Kararda anne Şükran Aydemir‘in soruşturma aşamasında alınan beyanında eşinin kendisinden önce evlilik geçirdiğini ve kayınvalidesi yüzünden bu evliliğin bittiğini ifade ettiği bilgisi yer aldı.
“Bu işi aile içinden birinin yaptığını düşünüyorum”
Annenin beyanlarıyla ilgili şu ifadelere yer verildi:
“2011’de kayınvalidem ile tartıştım ve önemli günler haricinde köye gidip gelmeyi kestim. Kayınpederim MA. iki yıl boyunca bizde kaldı. Elimden geleni yaptığım halde eşimin ailesi beni kabul etmedi. Kızımı kaçıranların dışarıdan biri olmadığını, cinsel istismara uğramadan dereye cansız bedeninin atılmış olmasından da bu işi aile içinden birinin yaptığını düşünüyorum. Eşimin ailesi kendi içinde mal davasından kavga etti. Bundan eşimle beni suçladılar.
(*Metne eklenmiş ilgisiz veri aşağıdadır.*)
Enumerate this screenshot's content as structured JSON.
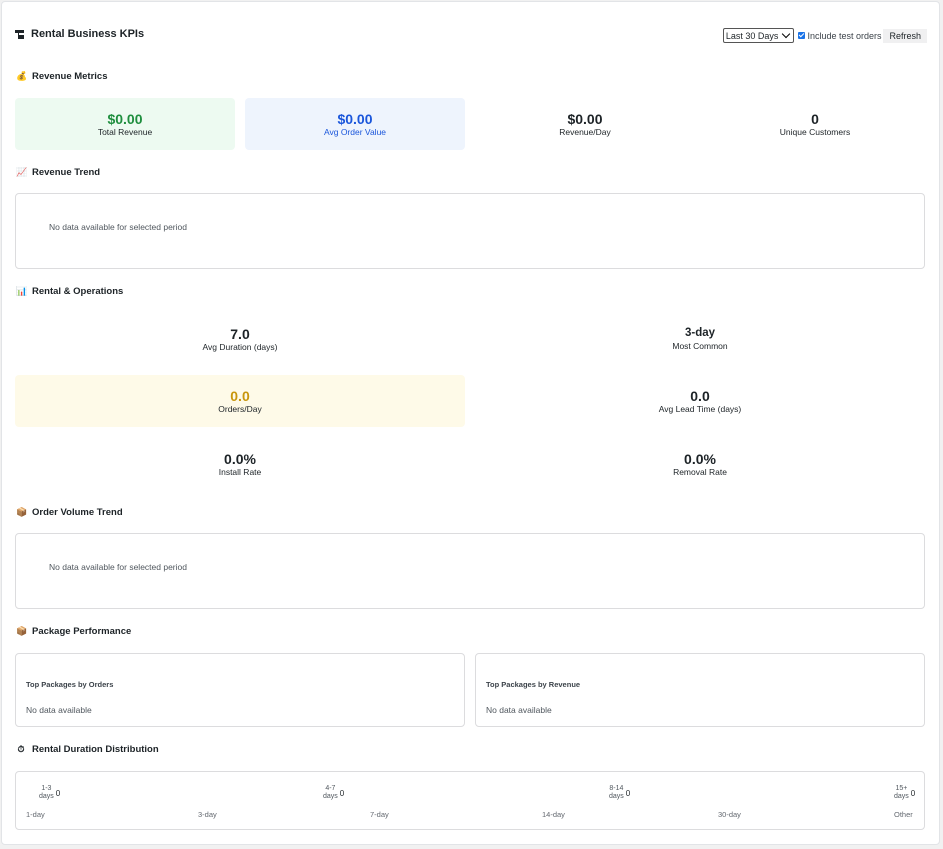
{
  "header": {
    "title": "Rental Business KPIs",
    "period_select": "Last 30 Days",
    "include_test_label": "Include test orders",
    "refresh_label": "Refresh"
  },
  "sections": {
    "revenue_metrics": "Revenue Metrics",
    "revenue_trend": "Revenue Trend",
    "rental_ops": "Rental & Operations",
    "order_volume": "Order Volume Trend",
    "package_perf": "Package Performance",
    "duration_dist": "Rental Duration Distribution"
  },
  "revenue": {
    "total_value": "$0.00",
    "total_label": "Total Revenue",
    "aov_value": "$0.00",
    "aov_label": "Avg Order Value",
    "per_day_value": "$0.00",
    "per_day_label": "Revenue/Day",
    "customers_value": "0",
    "customers_label": "Unique Customers"
  },
  "revenue_trend": {
    "empty": "No data available for selected period"
  },
  "ops": {
    "avg_duration_value": "7.0",
    "avg_duration_label": "Avg Duration (days)",
    "most_common_value": "3-day",
    "most_common_label": "Most Common",
    "orders_day_value": "0.0",
    "orders_day_label": "Orders/Day",
    "lead_time_value": "0.0",
    "lead_time_label": "Avg Lead Time (days)",
    "install_value": "0.0%",
    "install_label": "Install Rate",
    "removal_value": "0.0%",
    "removal_label": "Removal Rate"
  },
  "order_volume": {
    "empty": "No data available for selected period"
  },
  "packages": {
    "by_orders_title": "Top Packages by Orders",
    "by_orders_empty": "No data available",
    "by_revenue_title": "Top Packages by Revenue",
    "by_revenue_empty": "No data available"
  },
  "distribution": {
    "buckets": [
      {
        "range": "1-3",
        "unit": "days",
        "value": "0"
      },
      {
        "range": "4-7",
        "unit": "days",
        "value": "0"
      },
      {
        "range": "8-14",
        "unit": "days",
        "value": "0"
      },
      {
        "range": "15+",
        "unit": "days",
        "value": "0"
      }
    ],
    "axis": [
      "1-day",
      "3-day",
      "7-day",
      "14-day",
      "30-day",
      "Other"
    ]
  },
  "colors": {
    "green": "#1e8e3e",
    "blue": "#1a56db",
    "gold": "#c8960c",
    "green_bg": "#edfaf1",
    "blue_bg": "#eef4fd",
    "yellow_bg": "#fefae8"
  },
  "icons": {
    "title": "dashboard-icon",
    "revenue": "money-bag-icon",
    "trend": "chart-increasing-icon",
    "ops": "bar-chart-icon",
    "volume": "package-icon",
    "packages": "package-icon",
    "duration": "stopwatch-icon"
  }
}
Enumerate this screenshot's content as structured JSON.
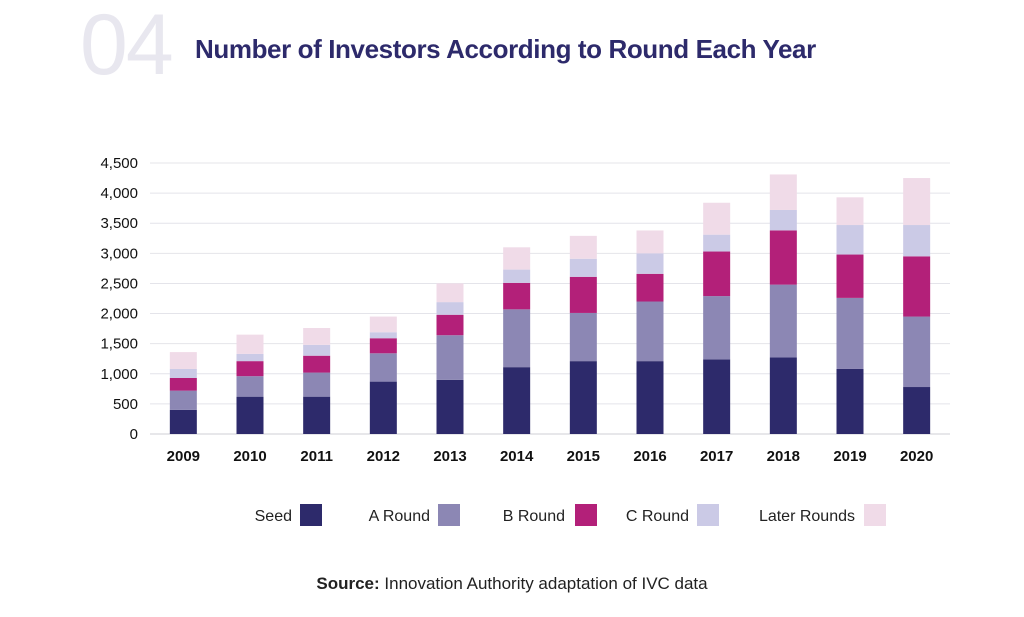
{
  "header": {
    "number": "04",
    "title": "Number of Investors According to Round Each Year"
  },
  "chart_data": {
    "type": "bar",
    "stacked": true,
    "title": "Number of Investors According to Round Each Year",
    "xlabel": "",
    "ylabel": "",
    "ylim": [
      0,
      4500
    ],
    "y_ticks": [
      0,
      500,
      1000,
      1500,
      2000,
      2500,
      3000,
      3500,
      4000,
      4500
    ],
    "y_tick_labels": [
      "0",
      "500",
      "1,000",
      "1,500",
      "2,000",
      "2,500",
      "3,000",
      "3,500",
      "4,000",
      "4,500"
    ],
    "grid": true,
    "legend_position": "bottom",
    "categories": [
      "2009",
      "2010",
      "2011",
      "2012",
      "2013",
      "2014",
      "2015",
      "2016",
      "2017",
      "2018",
      "2019",
      "2020"
    ],
    "series": [
      {
        "name": "Seed",
        "color": "#2d2a6b",
        "values": [
          400,
          620,
          620,
          870,
          900,
          1110,
          1210,
          1210,
          1240,
          1270,
          1080,
          780
        ]
      },
      {
        "name": "A Round",
        "color": "#8c87b4",
        "values": [
          320,
          340,
          400,
          470,
          740,
          960,
          800,
          990,
          1050,
          1210,
          1180,
          1170
        ]
      },
      {
        "name": "B Round",
        "color": "#b32079",
        "values": [
          210,
          250,
          280,
          250,
          340,
          440,
          600,
          460,
          740,
          900,
          720,
          1000
        ]
      },
      {
        "name": "C Round",
        "color": "#cbcae6",
        "values": [
          150,
          120,
          180,
          100,
          210,
          220,
          300,
          340,
          280,
          340,
          490,
          520
        ]
      },
      {
        "name": "Later Rounds",
        "color": "#f0dbe8",
        "values": [
          280,
          320,
          280,
          260,
          310,
          370,
          380,
          380,
          530,
          590,
          460,
          780
        ]
      }
    ]
  },
  "source": {
    "label": "Source:",
    "text": "Innovation Authority adaptation of IVC data"
  }
}
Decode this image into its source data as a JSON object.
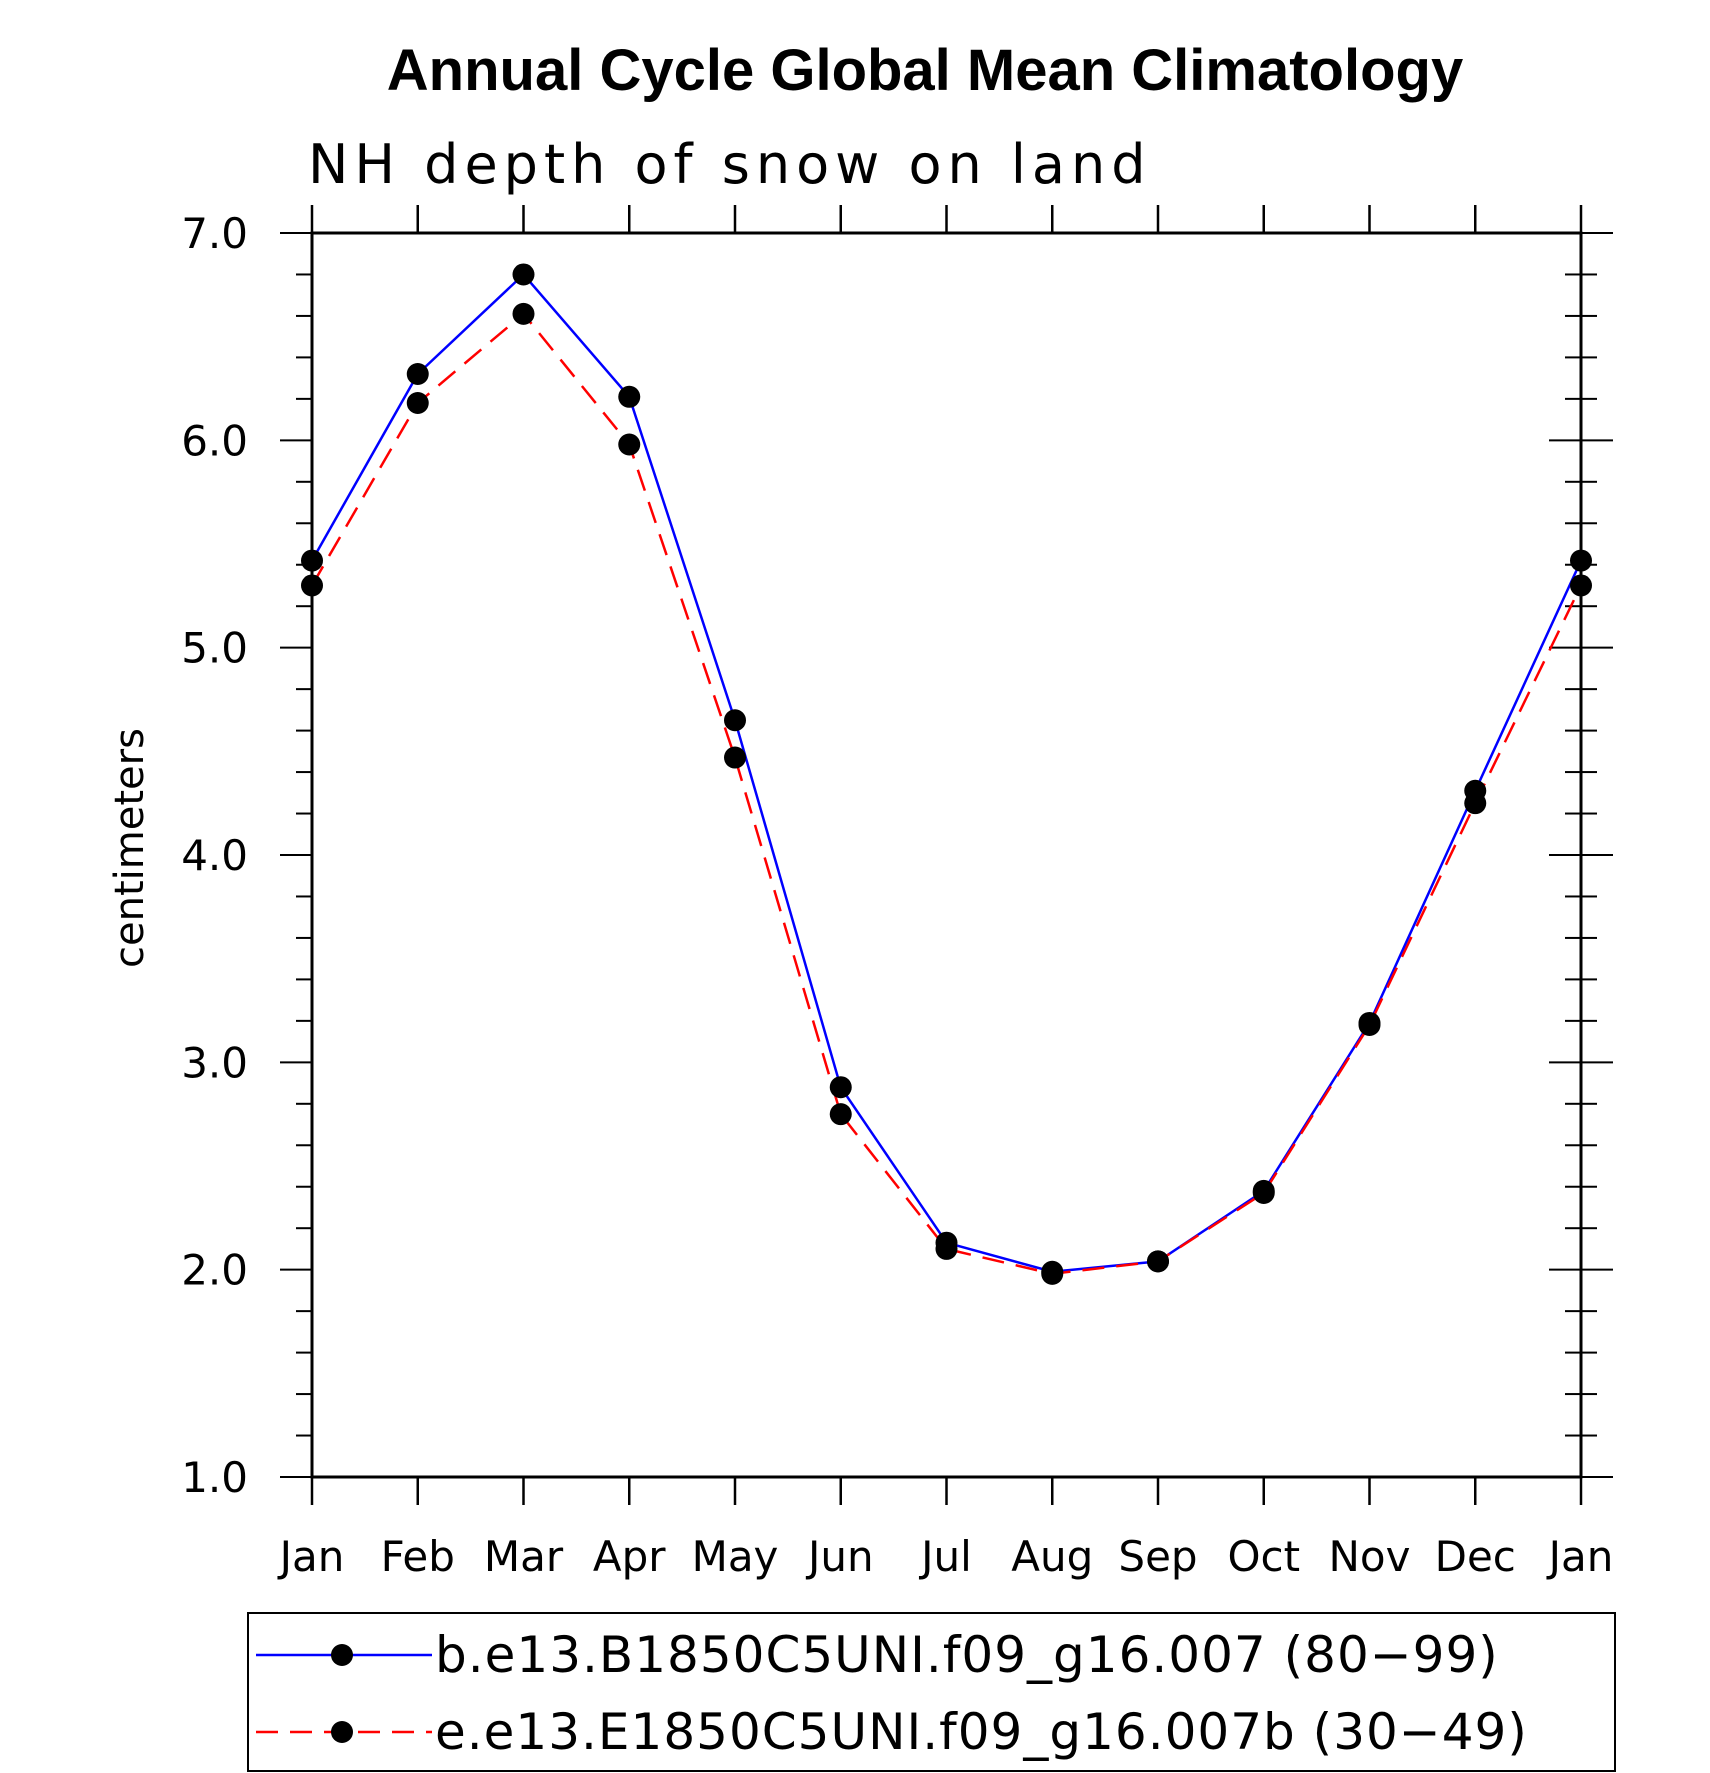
{
  "chart_data": {
    "type": "line",
    "title": "Annual Cycle Global Mean Climatology",
    "subtitle": "NH depth of snow on land",
    "xlabel": "",
    "ylabel": "centimeters",
    "categories": [
      "Jan",
      "Feb",
      "Mar",
      "Apr",
      "May",
      "Jun",
      "Jul",
      "Aug",
      "Sep",
      "Oct",
      "Nov",
      "Dec",
      "Jan"
    ],
    "ylim": [
      1.0,
      7.0
    ],
    "yticks": [
      "1.0",
      "2.0",
      "3.0",
      "4.0",
      "5.0",
      "6.0",
      "7.0"
    ],
    "series": [
      {
        "name": "b.e13.B1850C5UNI.f09_g16.007 (80−99)",
        "color": "#0000ff",
        "style": "solid",
        "marker": "filled-circle",
        "values": [
          5.42,
          6.32,
          6.8,
          6.21,
          4.65,
          2.88,
          2.13,
          1.99,
          2.04,
          2.38,
          3.19,
          4.31,
          5.42
        ]
      },
      {
        "name": "e.e13.E1850C5UNI.f09_g16.007b (30−49)",
        "color": "#ff0000",
        "style": "dashed",
        "marker": "filled-circle",
        "values": [
          5.3,
          6.18,
          6.61,
          5.98,
          4.47,
          2.75,
          2.1,
          1.98,
          2.04,
          2.37,
          3.18,
          4.25,
          5.3
        ]
      }
    ],
    "legend_position": "bottom"
  }
}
Kayınvalidem, sürekli olarak kayınpederim ile birlikte olduğuma yönelik iftira attı. Kızımın derede bulunduğu gün Y.A. olay yerine geldi, çok ağladı ve aşırı tepki verdi. Kızımın kaçırılmasından sonra Y.A. ve eşi FA. her gün banyo yapıp geldi ve bu durumları nedeniyle onlardan şüphelendim. Bunu kızımın kokusunun üstlerine sinmesini önlemek için yaptıklarını düşünüyorum.”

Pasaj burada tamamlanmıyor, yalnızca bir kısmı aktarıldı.